Learning Context Matters: Measuring and Diagnosing Personalization Gaps in LLM-Based Instructional Design
Johaun Hatchett, Debshila Basu Mallick, Brittany C. Bradford, Richard G. Baraniuk
TL;DR
This paper tackles whether providing Learning Context (LC) to LLM-based tutors yields truly personalized instruction. It introduces the Personalization Policy Probe (P$^3$), a framework that generates psychometrically grounded LC probes, formalizes instructional design as a policy, and uses expert judgments to measure alignment and learner-centeredness via metrics like Total Variation Distance and policy expectations. Case studies with GPT-5.2 show that LC nudges instructional planning toward learner-centered strategies and closer to expert policies, but substantial gaps and misalignment remain, including ignored or spuriously influential learner features. The work provides a principled basis for evaluating LC-aware tutoring and motivates targeted improvements in learner prioritization, pedagogical model tuning, and LC engineering to achieve expert-like personalization at scale.
Abstract
The adoption of generative AI in education has accelerated dramatically in recent years, with Large Language Models (LLMs) increasingly integrated into learning environments in the hope of providing personalized support that enhances learner engagement and knowledge retention. However, truly personalized support requires access to meaningful Learning Context (LC) regarding who the learner is, what they are trying to understand, and how they are engaging with the material. In this paper, we present a framework for measuring and diagnosing how the LC influences instructional strategy selection in LLM-based tutoring systems. Using psychometrically grounded synthetic learning contexts and a pedagogically grounded decision space, we compare LLM instructional decisions in context-blind and context-aware conditions and quantify their alignment with the pedagogical judgments of subject matter experts. Our results show that, while providing the LC induces systematic, measurable changes in instructional decisions that move LLM policies closer to the subject matter expert policy, substantial misalignment remains.
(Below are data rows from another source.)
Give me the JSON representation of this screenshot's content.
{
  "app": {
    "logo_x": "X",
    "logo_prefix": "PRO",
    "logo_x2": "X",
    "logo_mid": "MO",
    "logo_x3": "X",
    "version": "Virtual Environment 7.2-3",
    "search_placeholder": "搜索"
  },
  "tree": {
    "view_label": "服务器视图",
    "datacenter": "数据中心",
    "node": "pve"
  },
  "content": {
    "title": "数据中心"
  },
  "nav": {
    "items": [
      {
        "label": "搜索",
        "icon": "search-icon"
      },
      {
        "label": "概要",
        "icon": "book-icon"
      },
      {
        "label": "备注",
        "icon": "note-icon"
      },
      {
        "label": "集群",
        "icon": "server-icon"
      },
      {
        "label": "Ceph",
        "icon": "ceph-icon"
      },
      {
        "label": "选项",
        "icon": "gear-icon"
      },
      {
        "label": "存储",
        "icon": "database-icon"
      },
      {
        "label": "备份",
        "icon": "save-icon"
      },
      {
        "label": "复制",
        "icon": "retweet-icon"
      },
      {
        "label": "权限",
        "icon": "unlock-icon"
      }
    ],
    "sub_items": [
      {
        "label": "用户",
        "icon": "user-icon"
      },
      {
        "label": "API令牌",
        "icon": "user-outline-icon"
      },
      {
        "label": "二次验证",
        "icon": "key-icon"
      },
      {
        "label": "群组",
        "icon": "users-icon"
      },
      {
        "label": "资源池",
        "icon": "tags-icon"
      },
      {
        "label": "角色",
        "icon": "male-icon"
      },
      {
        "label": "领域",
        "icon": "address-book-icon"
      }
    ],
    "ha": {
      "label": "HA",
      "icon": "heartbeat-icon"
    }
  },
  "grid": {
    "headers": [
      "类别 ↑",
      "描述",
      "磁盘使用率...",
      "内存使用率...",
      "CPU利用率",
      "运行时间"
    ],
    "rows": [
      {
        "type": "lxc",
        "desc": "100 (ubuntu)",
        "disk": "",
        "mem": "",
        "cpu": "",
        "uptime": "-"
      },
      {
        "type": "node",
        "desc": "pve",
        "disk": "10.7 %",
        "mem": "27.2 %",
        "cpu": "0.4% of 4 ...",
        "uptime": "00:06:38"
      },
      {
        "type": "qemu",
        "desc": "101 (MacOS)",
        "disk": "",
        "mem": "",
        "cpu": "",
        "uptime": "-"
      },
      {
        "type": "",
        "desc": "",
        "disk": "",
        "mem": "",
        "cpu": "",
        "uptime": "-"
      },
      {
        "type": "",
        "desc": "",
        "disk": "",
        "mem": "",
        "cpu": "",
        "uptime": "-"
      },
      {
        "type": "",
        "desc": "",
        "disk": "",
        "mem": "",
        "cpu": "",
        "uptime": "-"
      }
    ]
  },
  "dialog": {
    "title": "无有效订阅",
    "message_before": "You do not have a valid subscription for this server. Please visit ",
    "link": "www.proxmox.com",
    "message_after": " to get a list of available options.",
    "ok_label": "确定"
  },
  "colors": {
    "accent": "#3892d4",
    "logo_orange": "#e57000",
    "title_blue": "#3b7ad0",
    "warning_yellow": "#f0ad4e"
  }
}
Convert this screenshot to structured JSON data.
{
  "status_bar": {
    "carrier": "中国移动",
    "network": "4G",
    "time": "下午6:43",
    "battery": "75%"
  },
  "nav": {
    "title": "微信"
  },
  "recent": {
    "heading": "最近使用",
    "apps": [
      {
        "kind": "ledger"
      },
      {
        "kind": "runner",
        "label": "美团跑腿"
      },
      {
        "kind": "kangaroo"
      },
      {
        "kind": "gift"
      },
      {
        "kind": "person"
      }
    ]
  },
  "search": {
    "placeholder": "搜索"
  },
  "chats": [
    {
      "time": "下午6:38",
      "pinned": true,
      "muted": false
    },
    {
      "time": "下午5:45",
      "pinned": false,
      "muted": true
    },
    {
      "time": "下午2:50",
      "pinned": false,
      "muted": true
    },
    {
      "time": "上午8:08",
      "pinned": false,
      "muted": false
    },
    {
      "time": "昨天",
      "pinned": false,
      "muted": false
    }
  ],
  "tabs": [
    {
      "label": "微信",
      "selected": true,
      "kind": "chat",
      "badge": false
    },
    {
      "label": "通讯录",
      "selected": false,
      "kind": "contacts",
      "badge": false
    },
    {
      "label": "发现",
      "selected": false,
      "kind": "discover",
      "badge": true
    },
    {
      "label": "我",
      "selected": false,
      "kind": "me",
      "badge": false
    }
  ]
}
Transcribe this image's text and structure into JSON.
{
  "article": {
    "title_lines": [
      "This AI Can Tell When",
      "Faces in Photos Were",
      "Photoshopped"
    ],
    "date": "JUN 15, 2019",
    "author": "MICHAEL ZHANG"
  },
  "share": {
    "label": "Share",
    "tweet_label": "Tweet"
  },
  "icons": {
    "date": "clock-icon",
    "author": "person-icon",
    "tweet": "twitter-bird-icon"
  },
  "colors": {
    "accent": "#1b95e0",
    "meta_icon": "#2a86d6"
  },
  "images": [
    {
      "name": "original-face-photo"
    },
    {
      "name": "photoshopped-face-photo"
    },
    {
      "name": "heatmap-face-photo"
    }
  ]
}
To diagnose this misalignment, we introduce a relevance-impact analysis that reveals which learner characteristics are attended to, ignored, or spuriously influential in LLM instructional decision-making. This analysis, conducted in collaboration with subject matter experts, demonstrates that LC materially shapes LLM instructional planning but does not reliably induce pedagogically appropriate personalization. Our results enable principled evaluation of context-aware LLM systems and provide a foundation for improving personalization through learner characteristic prioritization, pedagogical model tuning, and LC engineering.